面对镜头,父母两人如变魔术一般,在快门按下的一瞬间,露出无可挑剔,弧度完美的商业笑容。

那时还年幼的傅亦琛,困惑于父母这惊人的转变,同时也对拍照产生了一种荒谬感。

如果照片不是为了记录真实,而更青睐精心矫饰的伪装,那并没有什么意义。

除了商业活动必要的摄影之外,傅亦琛几乎没拍过私人照。

那一次,实在架不住盛思夏的哀求撒娇,同意让她拍照,但他一张都没看过。

上次问起,盛思夏还骗他是扔掉了。

傅亦琛不懂摄影,也能看出这些照片都是业余水平,角度光线都非上乘,但胜在意境够好,每一张,都是属于盛思夏独一无二的捕捉。

奇怪的是,无论是什么动作,什么角度,他的表情都很少,距离感重,明明身在照片里,又游离于镜头以外。

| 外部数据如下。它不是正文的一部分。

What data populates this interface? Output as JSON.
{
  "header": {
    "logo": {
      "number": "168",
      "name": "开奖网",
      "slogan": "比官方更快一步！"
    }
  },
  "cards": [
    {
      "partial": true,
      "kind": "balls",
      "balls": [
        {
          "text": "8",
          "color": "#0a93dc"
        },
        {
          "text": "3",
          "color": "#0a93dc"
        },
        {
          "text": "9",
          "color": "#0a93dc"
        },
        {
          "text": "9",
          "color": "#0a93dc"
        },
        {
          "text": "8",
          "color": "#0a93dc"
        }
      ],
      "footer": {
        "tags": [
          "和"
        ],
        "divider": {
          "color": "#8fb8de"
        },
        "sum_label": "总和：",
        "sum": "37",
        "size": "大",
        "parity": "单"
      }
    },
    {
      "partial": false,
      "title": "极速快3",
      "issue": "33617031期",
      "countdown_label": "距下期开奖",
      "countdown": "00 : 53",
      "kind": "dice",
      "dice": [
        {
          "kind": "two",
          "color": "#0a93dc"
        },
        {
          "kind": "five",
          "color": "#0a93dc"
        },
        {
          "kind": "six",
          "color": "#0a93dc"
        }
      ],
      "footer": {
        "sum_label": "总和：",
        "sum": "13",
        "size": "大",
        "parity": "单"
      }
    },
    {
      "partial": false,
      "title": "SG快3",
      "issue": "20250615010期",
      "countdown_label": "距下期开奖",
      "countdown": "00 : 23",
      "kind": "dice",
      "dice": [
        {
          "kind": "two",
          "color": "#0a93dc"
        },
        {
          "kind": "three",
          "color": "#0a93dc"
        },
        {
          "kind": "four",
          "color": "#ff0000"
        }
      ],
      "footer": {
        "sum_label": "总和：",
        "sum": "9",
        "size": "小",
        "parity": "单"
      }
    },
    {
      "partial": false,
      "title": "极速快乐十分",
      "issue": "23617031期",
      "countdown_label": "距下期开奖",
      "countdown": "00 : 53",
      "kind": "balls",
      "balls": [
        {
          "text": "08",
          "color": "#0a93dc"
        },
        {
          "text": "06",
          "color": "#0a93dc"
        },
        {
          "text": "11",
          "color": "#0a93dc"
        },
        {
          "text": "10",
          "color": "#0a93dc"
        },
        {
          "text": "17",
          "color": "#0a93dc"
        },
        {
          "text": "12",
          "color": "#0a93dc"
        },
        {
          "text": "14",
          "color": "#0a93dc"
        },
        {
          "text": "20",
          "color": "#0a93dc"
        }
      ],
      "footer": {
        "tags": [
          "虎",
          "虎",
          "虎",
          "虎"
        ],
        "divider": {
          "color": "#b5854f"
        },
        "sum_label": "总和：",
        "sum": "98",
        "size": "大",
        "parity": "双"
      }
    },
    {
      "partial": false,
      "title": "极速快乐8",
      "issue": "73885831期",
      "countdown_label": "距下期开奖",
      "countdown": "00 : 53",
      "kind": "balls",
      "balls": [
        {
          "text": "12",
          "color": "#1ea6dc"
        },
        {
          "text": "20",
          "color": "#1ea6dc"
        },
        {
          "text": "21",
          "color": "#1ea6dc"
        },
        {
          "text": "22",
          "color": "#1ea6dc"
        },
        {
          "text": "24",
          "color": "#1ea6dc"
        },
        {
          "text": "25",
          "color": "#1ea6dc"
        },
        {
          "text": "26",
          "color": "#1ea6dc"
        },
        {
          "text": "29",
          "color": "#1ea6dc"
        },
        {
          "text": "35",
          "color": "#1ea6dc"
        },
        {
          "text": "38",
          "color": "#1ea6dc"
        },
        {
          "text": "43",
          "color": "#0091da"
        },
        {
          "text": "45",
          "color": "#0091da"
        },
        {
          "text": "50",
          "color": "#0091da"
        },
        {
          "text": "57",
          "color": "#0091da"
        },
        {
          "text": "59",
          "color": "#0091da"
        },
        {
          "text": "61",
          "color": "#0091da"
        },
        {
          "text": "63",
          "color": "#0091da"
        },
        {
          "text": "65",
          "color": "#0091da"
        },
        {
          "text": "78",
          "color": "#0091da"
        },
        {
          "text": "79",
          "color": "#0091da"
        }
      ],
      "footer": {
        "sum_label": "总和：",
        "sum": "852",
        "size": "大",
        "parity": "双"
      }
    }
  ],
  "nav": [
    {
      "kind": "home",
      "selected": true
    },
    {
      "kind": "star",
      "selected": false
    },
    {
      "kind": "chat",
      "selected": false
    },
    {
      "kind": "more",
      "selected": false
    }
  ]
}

盛思夏在拍他,也在躲他,太远了看不清,太近了看不懂。

让他想起生活在英国时那些多雨的季节,总是雾蒙蒙的,行人冒雨行走,带着淡漠的表情。

这是盛思夏眼中的他吗?

傅亦琛垂下眼,将照片放回原处,手指往箱子里面翻了翻,找出一枚装在收纳袋里的玛瑙袖扣。

他以为自己看错了。

那天参加完晚宴,衣服送洗后回到傅亦琛这里,他把袖扣戴回衬衫袖口处,怎么又跑盛思夏这里来了?

这是他的。

盛思夏送给了他,就是他的。

傅亦琛把袖口塞进自己口袋,整理好收纳箱,放回原位。

下班后,盛思夏坐同事的车,第一时间赶回了家里。

这次有人在家等她,就连脚步都比平时轻快一些。

一进门,就闻到饭香的香气,傅亦琛亲手做了晚饭,比上回简单,三菜一汤,有鱼有肉有青菜,像极了家的温馨。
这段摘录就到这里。